Falls often have severe financial and environmental consequences, not only for those who fall, but also for their families and society at large. Identifying fall risk in older adults can be of great use in preventing or reducing falls and fall risk, and preventative measures that are then introduced can help reduce the incidence and severity of falls in older adults. The overall aim of our systematic review was to provide an analysis of existing mechanisms and measures for evaluating fall risk in older adults. The 43 included FRATs produced a total of 493 FRAT items which, when linked to the ICF, resulted in a total of 952 ICF codes. The ICF domain with the most used codes was body function, with 381 of the 952 codes used (40%), followed by activities and participation with 273 codes (28%), body structure with 238 codes (25%) and, lastly, environmental and personal factors with only 60 codes (7%). This review highlights the fact that current FRATs focus on the body, neglecting environmental and personal factors and, to a lesser extent, activities and participation.
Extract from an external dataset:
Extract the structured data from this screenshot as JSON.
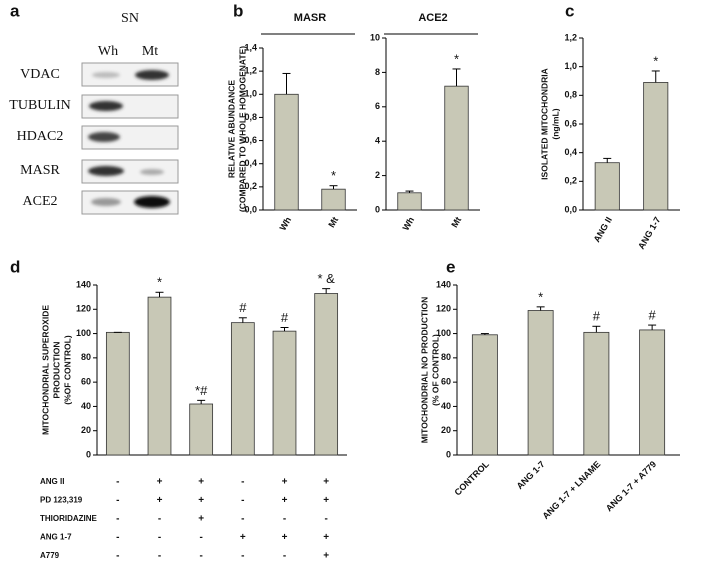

This over-reliance on the body as the point of failure in fall risk assessment clearly highlights the need for gathering qualitative data, such as from focus group discussions with older adults, to capture the perspectives and views of the older adults themselves about the factors that increase their risk of falling and comparing these perspectives to the data gathered from published FRATs as described in this review.